Prof Hywel Morgan, Professor of Bioelectronics at the University of Southampton, said:
“Informed prescribing is the goal, so you can actually give the correct antibiotic for the correct bacteria, and ensure the bacteria are not resistant to that antibiotic. What it means for patients is that they get the right antibiotics earlier.
“There’s demand for faster ways of determining whether the bacteria are or are not resistant to the antibiotic you prescribe. This test takes it down from a few days to a few hours.”
Preventing bacterial resistance
Antimicrobial resistance (AMR) caused over one million deaths in 2019. This is more than malaria and AIDs combined. This a global challenge that is getting worse.
Antibiotic resistance occurs when bacteria change so that an antibiotic, or sometimes multiple antibiotics, no longer kill them. These antibiotic resistant bacteria, such as MRSA, cause infections that are much harder to treat.

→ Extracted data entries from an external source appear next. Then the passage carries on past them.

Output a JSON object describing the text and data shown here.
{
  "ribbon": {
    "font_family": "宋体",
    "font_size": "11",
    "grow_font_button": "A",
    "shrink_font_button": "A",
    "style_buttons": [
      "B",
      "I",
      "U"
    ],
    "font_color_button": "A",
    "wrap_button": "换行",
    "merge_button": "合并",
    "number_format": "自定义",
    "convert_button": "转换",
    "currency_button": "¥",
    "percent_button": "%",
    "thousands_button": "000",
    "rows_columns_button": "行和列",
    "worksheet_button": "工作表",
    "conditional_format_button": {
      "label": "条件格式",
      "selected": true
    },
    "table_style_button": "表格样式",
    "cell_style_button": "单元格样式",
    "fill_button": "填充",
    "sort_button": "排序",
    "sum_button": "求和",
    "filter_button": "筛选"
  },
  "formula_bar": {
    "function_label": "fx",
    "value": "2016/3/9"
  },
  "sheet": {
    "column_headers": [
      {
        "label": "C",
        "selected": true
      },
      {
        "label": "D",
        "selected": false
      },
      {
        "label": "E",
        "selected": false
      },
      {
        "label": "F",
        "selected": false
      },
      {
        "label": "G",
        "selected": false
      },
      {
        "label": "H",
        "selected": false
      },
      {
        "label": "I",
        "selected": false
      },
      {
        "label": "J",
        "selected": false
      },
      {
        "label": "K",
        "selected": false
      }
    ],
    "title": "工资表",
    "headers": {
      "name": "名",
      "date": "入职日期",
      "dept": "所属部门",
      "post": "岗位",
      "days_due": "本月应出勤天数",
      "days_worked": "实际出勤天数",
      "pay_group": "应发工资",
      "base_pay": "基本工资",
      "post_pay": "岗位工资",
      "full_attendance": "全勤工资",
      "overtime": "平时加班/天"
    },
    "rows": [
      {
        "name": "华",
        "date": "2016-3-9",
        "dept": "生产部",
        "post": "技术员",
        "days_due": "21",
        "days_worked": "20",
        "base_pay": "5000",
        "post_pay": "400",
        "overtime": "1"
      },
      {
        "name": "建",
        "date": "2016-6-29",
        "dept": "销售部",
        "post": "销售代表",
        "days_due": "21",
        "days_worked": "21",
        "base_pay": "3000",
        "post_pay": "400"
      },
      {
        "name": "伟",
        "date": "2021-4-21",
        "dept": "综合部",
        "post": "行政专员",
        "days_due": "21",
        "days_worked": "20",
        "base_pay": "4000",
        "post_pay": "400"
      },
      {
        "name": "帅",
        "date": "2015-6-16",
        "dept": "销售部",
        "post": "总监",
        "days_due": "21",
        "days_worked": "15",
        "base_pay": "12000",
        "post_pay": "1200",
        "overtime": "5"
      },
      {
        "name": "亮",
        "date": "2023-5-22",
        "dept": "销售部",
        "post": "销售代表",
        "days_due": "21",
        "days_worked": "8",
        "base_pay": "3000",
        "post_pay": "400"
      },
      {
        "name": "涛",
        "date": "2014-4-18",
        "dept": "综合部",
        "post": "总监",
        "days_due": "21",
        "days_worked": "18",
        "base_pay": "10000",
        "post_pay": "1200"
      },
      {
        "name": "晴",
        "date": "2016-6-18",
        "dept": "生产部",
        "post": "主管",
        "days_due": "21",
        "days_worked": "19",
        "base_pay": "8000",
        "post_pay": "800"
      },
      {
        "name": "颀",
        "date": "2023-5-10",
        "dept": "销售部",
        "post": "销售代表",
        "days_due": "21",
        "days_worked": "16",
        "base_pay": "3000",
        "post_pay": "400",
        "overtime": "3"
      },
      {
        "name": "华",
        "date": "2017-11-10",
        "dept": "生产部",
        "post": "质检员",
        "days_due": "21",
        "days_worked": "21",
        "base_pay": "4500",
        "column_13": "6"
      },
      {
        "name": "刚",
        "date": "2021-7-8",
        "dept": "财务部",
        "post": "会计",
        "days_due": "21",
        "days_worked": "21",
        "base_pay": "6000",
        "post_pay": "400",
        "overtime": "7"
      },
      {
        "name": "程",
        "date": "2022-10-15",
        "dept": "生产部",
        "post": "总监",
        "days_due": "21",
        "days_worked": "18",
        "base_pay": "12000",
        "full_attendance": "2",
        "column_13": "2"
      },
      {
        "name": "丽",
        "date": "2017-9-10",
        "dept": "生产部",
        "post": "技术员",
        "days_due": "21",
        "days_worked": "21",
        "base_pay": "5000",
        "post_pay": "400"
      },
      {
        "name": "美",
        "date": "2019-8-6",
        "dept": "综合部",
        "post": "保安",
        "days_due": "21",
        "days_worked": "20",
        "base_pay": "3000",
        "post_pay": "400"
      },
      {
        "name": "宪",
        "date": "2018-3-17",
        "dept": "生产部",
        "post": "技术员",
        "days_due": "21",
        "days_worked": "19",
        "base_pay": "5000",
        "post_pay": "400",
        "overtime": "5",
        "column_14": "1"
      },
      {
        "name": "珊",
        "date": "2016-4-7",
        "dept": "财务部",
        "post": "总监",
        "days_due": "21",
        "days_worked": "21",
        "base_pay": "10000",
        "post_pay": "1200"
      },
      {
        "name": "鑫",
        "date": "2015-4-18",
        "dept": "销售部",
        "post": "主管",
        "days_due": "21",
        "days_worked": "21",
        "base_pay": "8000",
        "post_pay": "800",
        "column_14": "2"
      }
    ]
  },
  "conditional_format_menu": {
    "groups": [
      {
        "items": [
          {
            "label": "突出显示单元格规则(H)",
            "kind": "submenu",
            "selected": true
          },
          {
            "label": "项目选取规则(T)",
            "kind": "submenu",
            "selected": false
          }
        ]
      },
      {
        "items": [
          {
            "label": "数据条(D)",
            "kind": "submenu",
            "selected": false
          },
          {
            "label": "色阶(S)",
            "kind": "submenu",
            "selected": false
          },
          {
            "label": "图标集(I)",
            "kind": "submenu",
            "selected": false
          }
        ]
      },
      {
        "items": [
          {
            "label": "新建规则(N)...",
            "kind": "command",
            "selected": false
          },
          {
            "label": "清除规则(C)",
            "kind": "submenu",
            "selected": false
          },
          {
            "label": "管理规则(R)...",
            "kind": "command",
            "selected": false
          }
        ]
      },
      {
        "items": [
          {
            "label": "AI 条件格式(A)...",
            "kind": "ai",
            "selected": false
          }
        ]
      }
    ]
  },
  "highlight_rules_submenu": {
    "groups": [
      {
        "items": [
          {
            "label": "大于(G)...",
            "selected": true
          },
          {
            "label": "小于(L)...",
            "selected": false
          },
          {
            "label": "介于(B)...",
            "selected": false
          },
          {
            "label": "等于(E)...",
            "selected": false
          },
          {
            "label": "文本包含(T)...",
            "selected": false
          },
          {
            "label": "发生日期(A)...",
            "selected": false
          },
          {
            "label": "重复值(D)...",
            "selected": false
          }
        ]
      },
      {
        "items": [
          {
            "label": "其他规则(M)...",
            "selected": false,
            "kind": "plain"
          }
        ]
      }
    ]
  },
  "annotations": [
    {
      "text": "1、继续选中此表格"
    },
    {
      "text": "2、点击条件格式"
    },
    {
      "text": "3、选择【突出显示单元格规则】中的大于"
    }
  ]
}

AMR has many causes, including over-use of antibiotics. Rapid diagnosis and treatment of bacterial infections with the right antibiotic cuts unnecessary antibiotic use. This would help prevent antibiotic resistant bacteria spreading and increasing these hard-to-treat infections.
‘Fast-paced and exciting journey’
This iFAST investment round was led by QantX. The company received co-investment from UKI2S, KHP Ventures, Kadmos Capital, and a group of angel investors.
Dr Toby King, iFAST CEO, said:
“We are delighted to welcome our new shareholders and to be able to begin the commercialisation of this game-changing technology, fighting one of the WHO’s top 10 global challenges.
“We look forward to working together on what will be a fast-paced and exciting journey, with research systems expected to be available for evaluation next year.”
David Woolley, Head of Technology Transfer and Impact Programmes at the University of Southampton, said:
“iFAST Diagnostics is the latest example of University research, supported by the vibrant enterprise eco-system in place at Southampton, advancing strongly through the translational pathway to deliver real world impact.
“We’re delighted to have achieved this for the first time, in strategic partnership with the UK Health Security Agency and also having received significant NIHR funding support.
“Playing a key role in helping bring in a strong business leader in Toby King to work alongside world-leading scientists and engineers has been exciting in the last year, and I look forward to seeing iFAST continue to flourish and make a key difference in healthcare in the future.”